A stochastic decision-analytic computer simulation model was used to evaluate the economic value of implementing this strategy (compared with no preoperative screening or decolonization) among orthopedic surgery patients from both the third-party payer and hospital perspectives. Sensitivity analyses explored the effects of varying MRSA colonization prevalence, the cost of screening and decolonization, and the probability of decolonization success.
Preoperative MRSA screening and decolonization was strongly cost-effective (incremental cost-effectiveness ratio less than $6,000 per quality-adjusted life year) from the third-party payer perspective even when MRSA prevalence was as low as 1%, decolonization success was as low as 25%, and decolonization costs were as high as $300 per patient. In most scenarios this strategy was economically dominant (ie, less costly and more effective than no screening). From the hospital perspective, preoperative MRSA screening and decolonization was the economically dominant strategy for all scenarios explored.
Routine preoperative screening and decolonization of orthopedic surgery patients may under many circumstances save hospitals and third-party payers money while providing health benefits.
Patients who undergo orthopedic surgical procedures are at risk of developing infections attributable to methicillin-resistant Staphylococcus aureus (MRSA).

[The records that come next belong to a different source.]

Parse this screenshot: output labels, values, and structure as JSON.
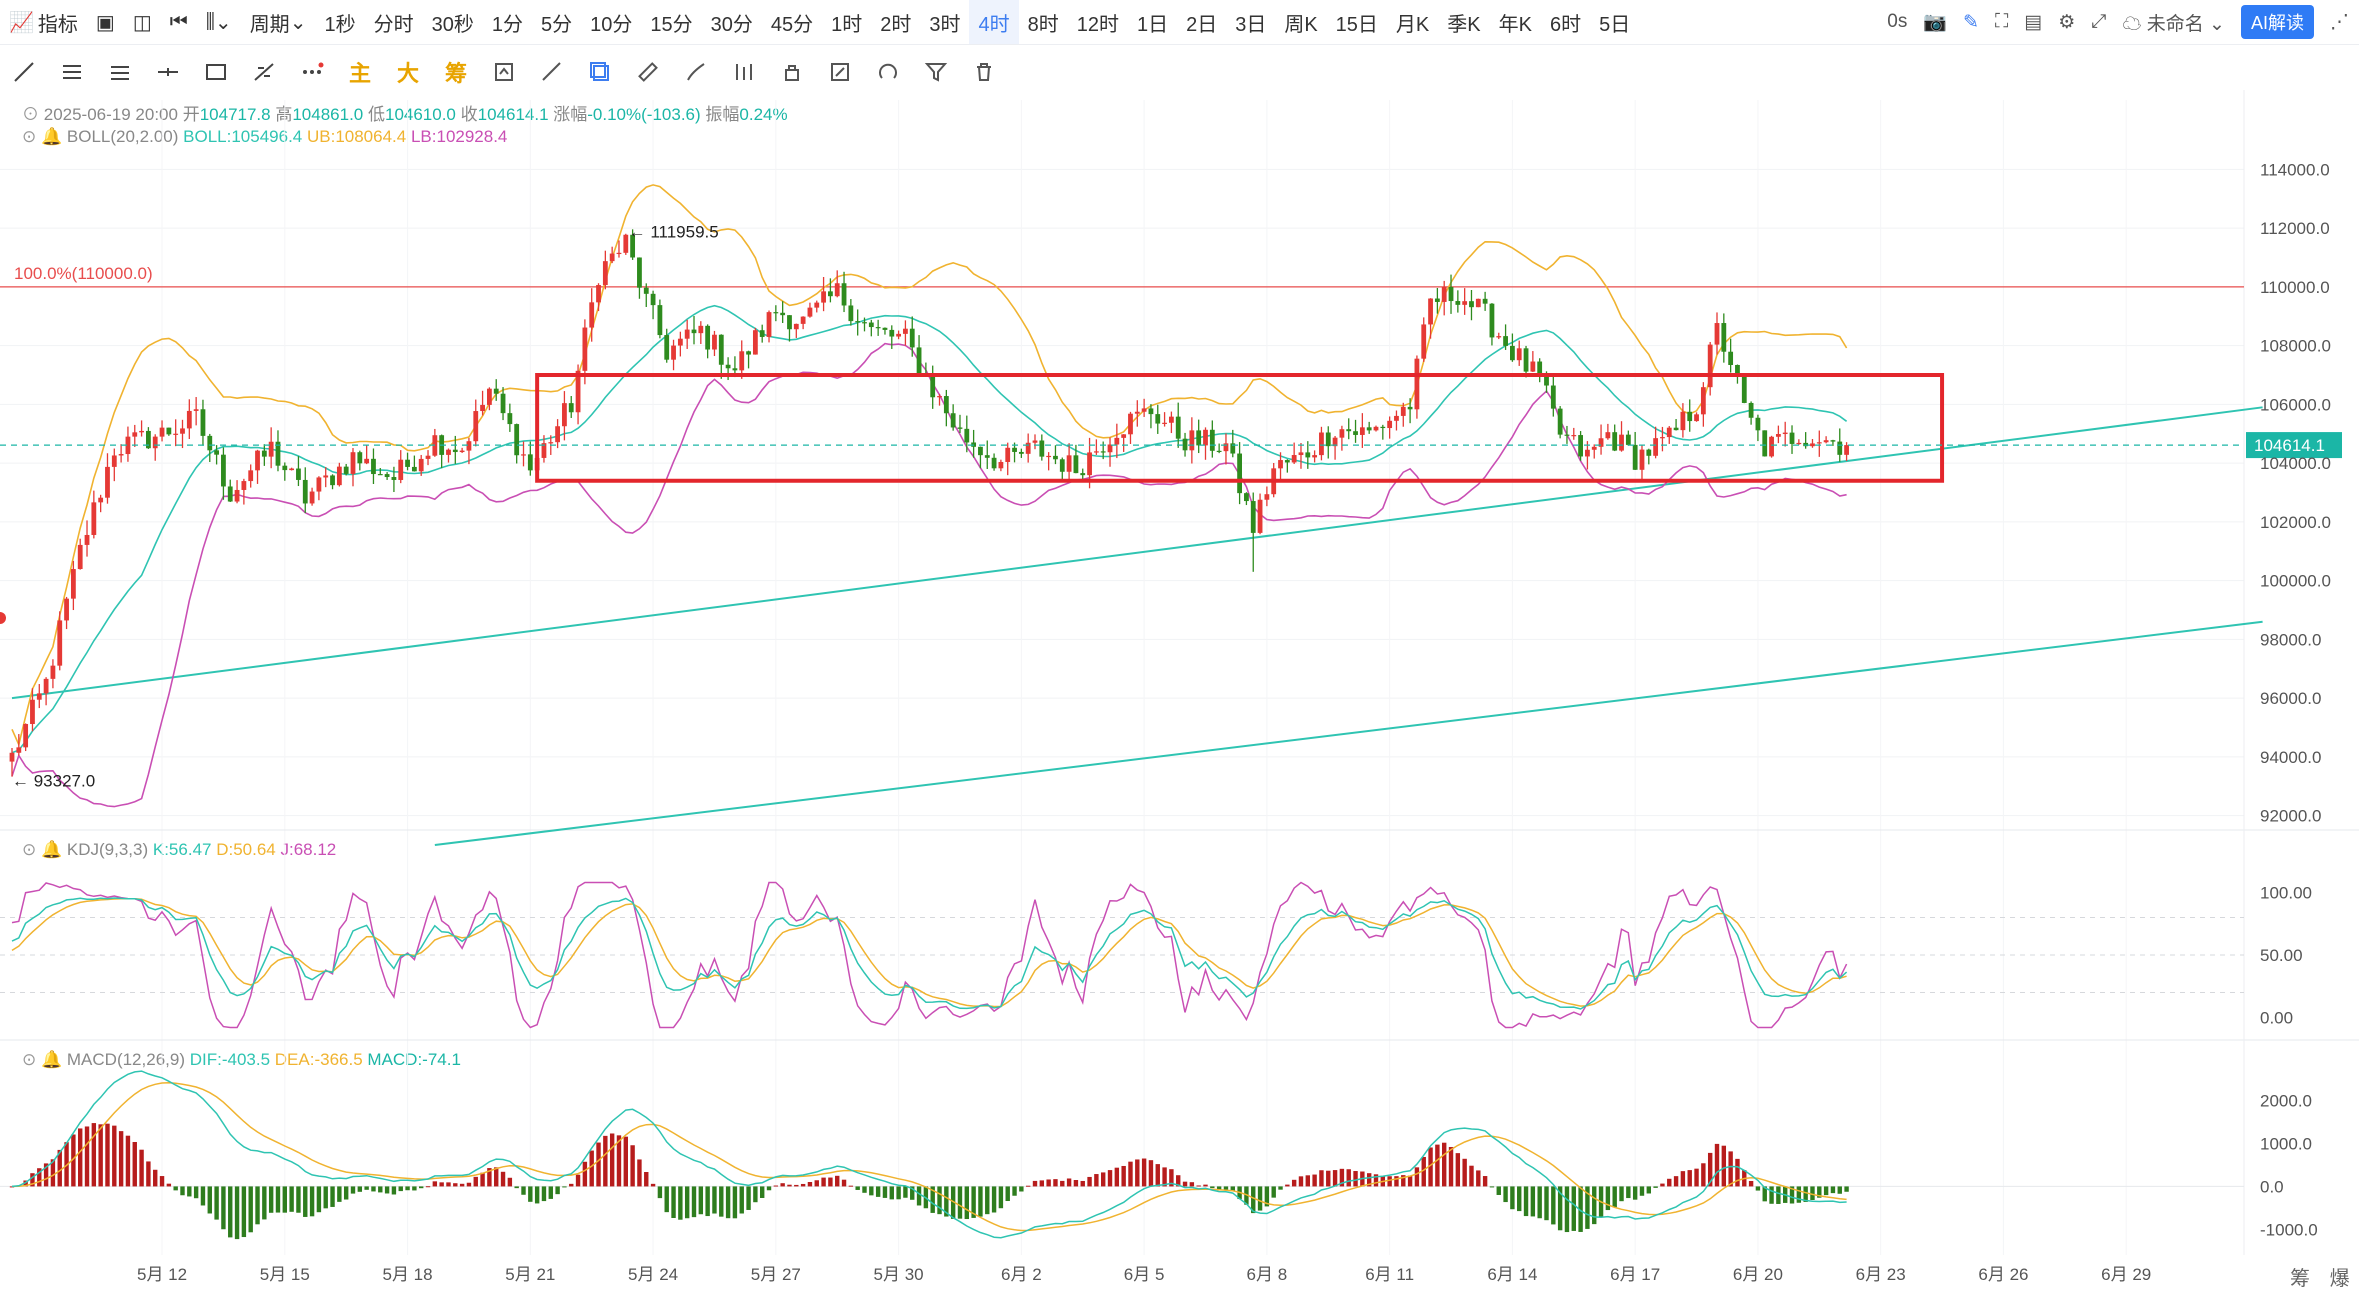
{
  "toolbar": {
    "indicator_label": "指标",
    "period_label": "周期",
    "periods": [
      "1秒",
      "分时",
      "30秒",
      "1分",
      "5分",
      "10分",
      "15分",
      "30分",
      "45分",
      "1时",
      "2时",
      "3时",
      "4时",
      "8时",
      "12时",
      "1日",
      "2日",
      "3日",
      "周K",
      "15日",
      "月K",
      "季K",
      "年K",
      "6时",
      "5日"
    ],
    "active_period": "4时",
    "latency": "0s",
    "unnamed": "未命名",
    "ai_button": "AI解读"
  },
  "drawing_tools": {
    "main": "主",
    "big": "大",
    "chip": "筹"
  },
  "ohlc_bar": {
    "date": "2025-06-19 20:00",
    "open_label": "开",
    "open": "104717.8",
    "high_label": "高",
    "high": "104861.0",
    "low_label": "低",
    "low": "104610.0",
    "close_label": "收",
    "close": "104614.1",
    "change_label": "涨幅",
    "change": "-0.10%(-103.6)",
    "amp_label": "振幅",
    "amp": "0.24%"
  },
  "boll_bar": {
    "name": "BOLL(20,2.00)",
    "boll": "BOLL:105496.4",
    "ub": "UB:108064.4",
    "lb": "LB:102928.4"
  },
  "kdj_bar": {
    "name": "KDJ(9,3,3)",
    "k": "K:56.47",
    "d": "D:50.64",
    "j": "J:68.12"
  },
  "macd_bar": {
    "name": "MACD(12,26,9)",
    "dif": "DIF:-403.5",
    "dea": "DEA:-366.5",
    "macd": "MACD:-74.1"
  },
  "colors": {
    "up": "#e53935",
    "down": "#2e8b1e",
    "boll_mid": "#2fc4b2",
    "boll_ub": "#f0b330",
    "boll_lb": "#c94fb4",
    "trend": "#2fc4b2",
    "box": "#e3262c",
    "fib": "#e84d4d",
    "last_price_bg": "#1bb6a6"
  },
  "bottom_right": {
    "a": "筹",
    "b": "爆"
  },
  "chart_data": {
    "type": "candlestick",
    "symbol_interval": "4H",
    "price_axis": {
      "ticks": [
        114000,
        112000,
        110000,
        108000,
        106000,
        104000,
        102000,
        100000,
        98000,
        96000,
        94000,
        92000
      ],
      "ylim": [
        91000,
        115000
      ]
    },
    "price_axis_labels": [
      "114000.0",
      "112000.0",
      "110000.0",
      "108000.0",
      "106000.0",
      "104000.0",
      "102000.0",
      "100000.0",
      "98000.0",
      "96000.0",
      "94000.0",
      "92000.0"
    ],
    "last_price_label": "104614.1",
    "x_labels": [
      "5月 12",
      "5月 15",
      "5月 18",
      "5月 21",
      "5月 24",
      "5月 27",
      "5月 30",
      "6月 2",
      "6月 5",
      "6月 8",
      "6月 11",
      "6月 14",
      "6月 17",
      "6月 20",
      "6月 23",
      "6月 26",
      "6月 29"
    ],
    "x_label_bars": [
      22,
      40,
      58,
      76,
      94,
      112,
      130,
      148,
      166,
      184,
      202,
      220,
      238,
      256,
      274,
      292,
      310
    ],
    "annotations": {
      "high_marker": "111959.5",
      "low_marker": "93327.0",
      "fib_label": "100.0%(110000.0)",
      "fib_level": 110000
    },
    "bars_count": 270,
    "path_anchors": [
      [
        0,
        94000
      ],
      [
        5,
        96500
      ],
      [
        10,
        101000
      ],
      [
        15,
        104500
      ],
      [
        22,
        105000
      ],
      [
        27,
        105500
      ],
      [
        32,
        103000
      ],
      [
        38,
        104500
      ],
      [
        43,
        102800
      ],
      [
        50,
        104200
      ],
      [
        56,
        103500
      ],
      [
        62,
        104800
      ],
      [
        66,
        104500
      ],
      [
        70,
        106500
      ],
      [
        76,
        103800
      ],
      [
        82,
        106000
      ],
      [
        86,
        110500
      ],
      [
        90,
        111500
      ],
      [
        93,
        109500
      ],
      [
        96,
        107800
      ],
      [
        101,
        108500
      ],
      [
        106,
        107200
      ],
      [
        112,
        109200
      ],
      [
        116,
        108800
      ],
      [
        121,
        109800
      ],
      [
        126,
        108500
      ],
      [
        131,
        108200
      ],
      [
        135,
        106500
      ],
      [
        139,
        105000
      ],
      [
        145,
        104000
      ],
      [
        150,
        104500
      ],
      [
        156,
        103800
      ],
      [
        162,
        105200
      ],
      [
        167,
        105800
      ],
      [
        172,
        104800
      ],
      [
        178,
        104600
      ],
      [
        182,
        101800
      ],
      [
        185,
        103800
      ],
      [
        189,
        104200
      ],
      [
        194,
        105200
      ],
      [
        199,
        105000
      ],
      [
        205,
        106000
      ],
      [
        208,
        109500
      ],
      [
        212,
        109800
      ],
      [
        216,
        109000
      ],
      [
        220,
        107800
      ],
      [
        224,
        106800
      ],
      [
        227,
        105000
      ],
      [
        231,
        104200
      ],
      [
        234,
        105000
      ],
      [
        238,
        104200
      ],
      [
        243,
        104800
      ],
      [
        247,
        106000
      ],
      [
        250,
        108500
      ],
      [
        252,
        107500
      ],
      [
        254,
        105800
      ],
      [
        257,
        104500
      ],
      [
        262,
        105000
      ],
      [
        266,
        104800
      ],
      [
        269,
        104614
      ]
    ],
    "kdj": {
      "overbought": 80,
      "mid": 50,
      "oversold": 20,
      "ticks": [
        100,
        50,
        0
      ],
      "tick_labels": [
        "100.00",
        "50.00",
        "0.00"
      ],
      "last": {
        "K": 56.47,
        "D": 50.64,
        "J": 68.12
      }
    },
    "macd": {
      "ticks": [
        2000,
        1000,
        0,
        -1000
      ],
      "tick_labels": [
        "2000.0",
        "1000.0",
        "0.0",
        "-1000.0"
      ],
      "last": {
        "DIF": -403.5,
        "DEA": -366.5,
        "MACD": -74.1
      }
    },
    "support_lines": [
      {
        "name": "",
        "from": [
          0,
          96000
        ],
        "to": [
          330,
          105900
        ]
      },
      {
        "name": "",
        "from": [
          62,
          91000
        ],
        "to": [
          330,
          98600
        ]
      }
    ],
    "range_box": {
      "top": 107000,
      "bottom": 103400,
      "from_bar": 77,
      "to_bar": 283
    }
  }
}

Orthopedic procedures are generally invasive in nature; require prolonged operating time; introduce hardware, biomaterials, prostheses, and other foreign bodies; and may require postoperative immobilization for extended periods of time. Postoperative MRSA infections tend to be associated with substantial morbidity and mortality.1–6
Preoperative MRSA screening and decolonization of orthopedic surgery patients who test positive for MRSA could help prevent postoperative MRSA infections and their sequelae, thereby improving patient outcomes.7,8 Approximately 35% of the US population are chronic or intermittent carriers of S. aureus, and nasal MRSA colonization rates ranging from 0.4% to 20.6% have been reported.7,9–12 Higher rates have been reported among populations and individuals with such risk factors as exposure to healthcare, older age, compromised immunity, and chronic health conditions, such as diabetes mellitus or hepatitis.10,13,14 Nasal MRSA colonization has been associated with an increased risk of MRSA infection and poor outcomes.7,9,15,16
The implementation of routine surveillance and decolonization measures can be costly; previously published economic models have shown such a strategy to be cost-effective for patients undergoing vascular surgery but not for pregnant women.17,18 As these divergent results have shown, routine MRSA surveillance may be worthwhile for some populations but not for others. Therefore, findings for one population (eg, vascular surgery patients) may not be applicable to other patient populations (eg, orthopedic surgery patients) who have different procedures, characteristics, and potential MRSA outcomes.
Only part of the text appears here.